事業主の連帯責任(雇保法第10条の4第2項)e-Gov↗
事業主が関与した場合の連帯納付責任
不正受給が事業主の虚偽の届出・報告・証明によって行われたとき、その事業主は当該受給者と連帯して返還額・納付額を納付する義務を負う。
| ケース | 責任 |
|---|---|
| 受給者のみが不正を行った | 受給者のみが返還・納付義務を負う |
| 事業主が虚偽の証明書を発行 | 受給者と事業主が連帯して納付義務を負う |
| 事業主だけが虚偽申告(受給者は善意) | 事業主が返還・納付義務を負う |
不正受給の具体例
| 類型 | 具体例 |
|---|---|
| 就労の隠蔽 | 就職・アルバイトをしているのに申告せずに基本手当を受給 |
| 離職理由の偽り | 自己都合退職なのに会社都合・特定受給資格者として申告 |
| 事業主の虚偽証明 | 事業主が実際より遅い離職日で離職票を作成 |
| 育児休業給付の不正 | 育児休業中に就労しているのに申告せずに給付を受給 |
| 求職活動の偽装 | 実際には求職活動をしていないのにしたように申告 |
刑事罰(雇保法第83条)e-Gov↗
詐欺罪・雇用保険法違反
不正受給は刑法上の詐欺罪(10年以下の懲役)が成立しうる。
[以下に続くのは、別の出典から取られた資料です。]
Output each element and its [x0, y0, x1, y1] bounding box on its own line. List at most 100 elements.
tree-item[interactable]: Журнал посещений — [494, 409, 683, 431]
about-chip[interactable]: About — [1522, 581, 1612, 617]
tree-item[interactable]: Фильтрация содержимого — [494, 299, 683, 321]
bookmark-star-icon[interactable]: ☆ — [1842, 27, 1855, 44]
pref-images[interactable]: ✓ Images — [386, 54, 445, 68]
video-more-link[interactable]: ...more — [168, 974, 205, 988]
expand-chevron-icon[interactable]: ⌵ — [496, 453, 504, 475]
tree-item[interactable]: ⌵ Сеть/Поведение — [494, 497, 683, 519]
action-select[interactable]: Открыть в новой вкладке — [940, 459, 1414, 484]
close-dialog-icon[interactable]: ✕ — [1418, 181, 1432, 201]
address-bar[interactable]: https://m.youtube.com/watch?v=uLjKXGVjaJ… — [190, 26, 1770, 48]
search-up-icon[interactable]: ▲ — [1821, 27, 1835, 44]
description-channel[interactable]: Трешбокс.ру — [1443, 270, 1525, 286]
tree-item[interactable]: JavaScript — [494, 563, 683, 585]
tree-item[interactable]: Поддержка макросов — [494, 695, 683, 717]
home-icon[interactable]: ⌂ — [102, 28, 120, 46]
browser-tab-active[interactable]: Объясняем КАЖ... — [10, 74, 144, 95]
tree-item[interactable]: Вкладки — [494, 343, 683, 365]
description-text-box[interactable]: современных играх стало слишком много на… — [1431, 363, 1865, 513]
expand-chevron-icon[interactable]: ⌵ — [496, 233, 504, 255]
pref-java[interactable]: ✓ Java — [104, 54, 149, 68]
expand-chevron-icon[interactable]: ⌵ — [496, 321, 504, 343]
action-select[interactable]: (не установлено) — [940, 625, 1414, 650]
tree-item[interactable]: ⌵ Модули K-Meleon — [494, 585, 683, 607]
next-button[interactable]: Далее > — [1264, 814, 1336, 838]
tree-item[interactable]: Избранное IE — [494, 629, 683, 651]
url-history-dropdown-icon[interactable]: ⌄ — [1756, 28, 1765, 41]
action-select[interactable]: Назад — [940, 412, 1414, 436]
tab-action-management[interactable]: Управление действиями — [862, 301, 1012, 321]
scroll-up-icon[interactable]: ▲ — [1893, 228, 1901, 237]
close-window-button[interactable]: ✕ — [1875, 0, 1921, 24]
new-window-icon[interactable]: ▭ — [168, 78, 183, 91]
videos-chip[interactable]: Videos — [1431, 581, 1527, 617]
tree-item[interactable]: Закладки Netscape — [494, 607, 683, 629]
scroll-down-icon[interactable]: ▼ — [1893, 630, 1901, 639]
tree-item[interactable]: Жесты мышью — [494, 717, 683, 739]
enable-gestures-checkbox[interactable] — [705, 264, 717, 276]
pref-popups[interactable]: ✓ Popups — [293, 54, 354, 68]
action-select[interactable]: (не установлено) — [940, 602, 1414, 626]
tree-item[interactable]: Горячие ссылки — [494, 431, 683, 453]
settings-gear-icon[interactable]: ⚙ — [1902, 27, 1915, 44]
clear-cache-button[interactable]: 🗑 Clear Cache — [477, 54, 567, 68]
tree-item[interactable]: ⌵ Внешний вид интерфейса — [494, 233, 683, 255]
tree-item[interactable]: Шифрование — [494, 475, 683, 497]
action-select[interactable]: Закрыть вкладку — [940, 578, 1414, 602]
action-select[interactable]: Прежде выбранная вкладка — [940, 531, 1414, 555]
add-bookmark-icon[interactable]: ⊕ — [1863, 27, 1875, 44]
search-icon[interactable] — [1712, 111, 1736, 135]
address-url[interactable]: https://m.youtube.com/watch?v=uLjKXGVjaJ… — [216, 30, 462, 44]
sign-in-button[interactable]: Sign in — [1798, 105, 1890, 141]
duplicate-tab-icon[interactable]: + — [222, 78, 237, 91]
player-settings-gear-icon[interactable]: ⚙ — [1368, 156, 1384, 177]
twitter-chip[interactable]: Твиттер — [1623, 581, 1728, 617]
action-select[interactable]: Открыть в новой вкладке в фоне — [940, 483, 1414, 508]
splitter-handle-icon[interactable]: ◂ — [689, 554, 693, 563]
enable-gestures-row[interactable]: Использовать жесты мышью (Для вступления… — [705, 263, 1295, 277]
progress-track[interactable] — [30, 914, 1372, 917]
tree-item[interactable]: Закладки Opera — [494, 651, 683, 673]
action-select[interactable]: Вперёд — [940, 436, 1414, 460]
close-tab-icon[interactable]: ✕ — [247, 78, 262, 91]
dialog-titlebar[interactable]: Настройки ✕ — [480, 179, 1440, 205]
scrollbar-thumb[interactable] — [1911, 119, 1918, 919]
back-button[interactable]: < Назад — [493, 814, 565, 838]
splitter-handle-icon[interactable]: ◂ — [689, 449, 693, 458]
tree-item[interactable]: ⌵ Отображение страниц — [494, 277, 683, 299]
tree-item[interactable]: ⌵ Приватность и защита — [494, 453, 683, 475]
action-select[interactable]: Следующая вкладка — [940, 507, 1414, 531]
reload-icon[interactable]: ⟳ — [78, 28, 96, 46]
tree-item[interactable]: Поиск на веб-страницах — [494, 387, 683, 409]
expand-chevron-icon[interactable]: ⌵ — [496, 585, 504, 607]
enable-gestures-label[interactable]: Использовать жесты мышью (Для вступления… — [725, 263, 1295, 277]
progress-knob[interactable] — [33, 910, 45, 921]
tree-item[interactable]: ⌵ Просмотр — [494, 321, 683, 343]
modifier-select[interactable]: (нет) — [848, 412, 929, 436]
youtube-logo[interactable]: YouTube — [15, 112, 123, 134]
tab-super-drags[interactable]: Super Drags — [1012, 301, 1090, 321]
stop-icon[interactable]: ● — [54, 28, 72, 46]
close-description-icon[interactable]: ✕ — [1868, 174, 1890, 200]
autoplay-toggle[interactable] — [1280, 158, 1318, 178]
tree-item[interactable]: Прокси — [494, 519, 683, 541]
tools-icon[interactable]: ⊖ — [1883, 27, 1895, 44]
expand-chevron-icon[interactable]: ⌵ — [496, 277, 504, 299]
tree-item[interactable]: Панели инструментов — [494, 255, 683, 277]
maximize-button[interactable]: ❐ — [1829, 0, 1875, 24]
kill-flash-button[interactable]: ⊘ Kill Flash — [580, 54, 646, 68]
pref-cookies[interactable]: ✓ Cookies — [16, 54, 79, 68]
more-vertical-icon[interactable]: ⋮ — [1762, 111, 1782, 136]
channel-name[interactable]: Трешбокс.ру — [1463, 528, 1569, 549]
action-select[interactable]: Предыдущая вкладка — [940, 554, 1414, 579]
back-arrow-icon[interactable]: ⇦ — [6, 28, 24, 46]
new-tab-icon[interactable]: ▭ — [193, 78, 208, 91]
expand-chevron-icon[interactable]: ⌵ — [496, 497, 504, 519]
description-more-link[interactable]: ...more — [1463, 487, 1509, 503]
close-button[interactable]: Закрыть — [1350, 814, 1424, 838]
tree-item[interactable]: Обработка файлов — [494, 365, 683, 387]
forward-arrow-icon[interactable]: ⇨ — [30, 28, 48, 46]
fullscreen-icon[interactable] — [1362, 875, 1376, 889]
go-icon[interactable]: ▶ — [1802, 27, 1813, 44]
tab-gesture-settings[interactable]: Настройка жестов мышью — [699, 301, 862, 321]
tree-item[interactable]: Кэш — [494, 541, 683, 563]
また、雇用保険法第83条により、6か月以下の懲役または30万円以下の罰金が科される可能性がある。
事業主が不正に関与した場合も同様の刑事責任を問われる。
試験対策ポイント
1. 3倍返しの計算構造
返還命令(1倍)+ 納付命令(最大1倍)= 最大2倍。元の受給分を含めると実質3倍。「3倍を返還する」ではなく「返還+同額以下の納付=最大2倍の支払い」が正確な表現。
2. 給付制限は3年間
不正受給後は3年間の給付制限。自己都合退職の給付制限(2か月・正当理由なし)と区別すること。3. 事業主の連帯責任の要件
事業主が連帯責任を負うのは「虚偽の届出・報告・証明」をした場合に限られる。単に雇用していただけでは連帯責任は生じない。